Acórdão nº 00728/17.6BEPRT de Tribunal Central Administrativo Norte, 11 de Maio de 2017

Magistrado ResponsávelMaria Fernanda Antunes Apar
Data da Resolução11 de Maio de 2017
EmissorTribunal Central Administrativo Norte

Acordam, em conferência, na secção de contencioso administrativo do Tribunal Central Administrativo Norte: RELATÓRIO A Herança Jacente de MVNC, representada pela cabeça-de-casal MAVSCR, residente na Rua …, Maia, requereu o decretamento de providência cautelar contra PMSCS, residente na Travessa …, Porto, pedindo que seja condenada a abster-se de praticar quaisquer actos sobre o jazigo em causa e a devolver à herança quaisquer chaves que detenha que permitam o acesso às urnas, bem como a pagar uma sanção pecuniária compulsória nunca inferior a 100€ por cada dia de atraso na entrega das chaves que possua e por cada acto praticado sobre o jazigo.

Por decisão proferida pelo TAF do Porto e com fundamento na incompetência em razão da matéria do Tribunal, foi rejeitado liminarmente o requerimento inicial.

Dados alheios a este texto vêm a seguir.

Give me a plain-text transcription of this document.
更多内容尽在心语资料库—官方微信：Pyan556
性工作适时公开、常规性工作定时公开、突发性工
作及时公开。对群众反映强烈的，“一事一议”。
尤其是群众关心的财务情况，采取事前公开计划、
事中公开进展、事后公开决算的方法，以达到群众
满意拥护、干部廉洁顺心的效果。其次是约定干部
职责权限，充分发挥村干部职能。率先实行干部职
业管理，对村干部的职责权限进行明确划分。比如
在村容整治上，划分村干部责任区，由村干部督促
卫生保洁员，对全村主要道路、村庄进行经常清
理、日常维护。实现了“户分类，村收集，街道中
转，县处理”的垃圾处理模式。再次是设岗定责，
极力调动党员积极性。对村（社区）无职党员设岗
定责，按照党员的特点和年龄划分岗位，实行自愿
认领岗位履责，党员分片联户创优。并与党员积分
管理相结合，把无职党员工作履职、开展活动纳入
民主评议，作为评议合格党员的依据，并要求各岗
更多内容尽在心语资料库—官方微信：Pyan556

Desta vem interposto recurso.

Alegando, a Requerente formulou as seguintes conclusões: 1) A decisão ora recorrida viola as normas constantes dos artigos 3.º, 96.º, 278.º, n.º 1, al. a), 576.º, n.º 2 e 577.º, al. a) do CPC, 2.º, n.ºs 1 e 2, als. f), h) e q), 112.º, 113.º, 114.º, n.ºs 3, al. f) e 5, e 116.º, n.ºs 1 e 2, als. d) e f), do CPTA, 4.º, n.º 1, al. a) do ETAF, 20.º, 209.º, 211.º, n.º1 e 212.º, n.º 3 da CRP.

2) Com efeito, não existe fundamento para a rejeição liminar do requerimento apresentado pela Apelante por via do artigo 116.º, n.ºs 1, als. d) e f) do CPTA.

3) A jurisdição administrativa e fiscal é verdadeiramente a jurisdição competente para a presente controvérsia.

4) Na verdade, ao contrário do que defende a sentença recorrida, não é “inequívoca” a titularidade da Apelante sobre o jazigo em litígio.

5) A R. tem vindo a arrogar-se de proprietária do mesmo, o que resulta claramente dos factos invocados no requerimento, e do documento que ora se junta ao abrigo do artigo 425.º do CPC, ex vi art. 140.º, n.º 3, do CPTA.

6) Desta forma, verifica-se dúvida sobre a validade de um título atribuído pela Junta de Freguesia de Milheirós, ao abrigo da sua competência prevista no artigo 16.º, n.º 1, al. gg), da Lei 75/2013.

7) Manifestando a Apelante, no seu requerimento inicial, a intenção de propor acção administrativa comum de modo a ficar resolvido de modo definitivo o conflito, e convencida a R. da titularidade do direito.

8) Tal acção será sempre da competência da jurisdição administrativa e fiscal, ao abrigo dos artigos 212.º da CRP, 4.º, n.º 1, al. a) do ETAF e 2.º, n.º 2, als. f) e h) do CPTA.

9) Com efeito, estar-se-á perante relação juridica administrativa, uma vez que a legitimidade do direito da Apelante depende da validade e certeza de um título emanado pela Autoridade competente, título esse cuja força vinculativa se encontra posto em causa pelas atitudes e comportamentos da R.

10) Na verdade, os cemitérios são sempre domínio público, devido à sua natureza própria de afectação a fins de interesse da colectividade.

11) O que não invalida que possam partes dos mesmos ser cedidos a título perpétuo a particulares, nos termos da já referida Lei 75/2013.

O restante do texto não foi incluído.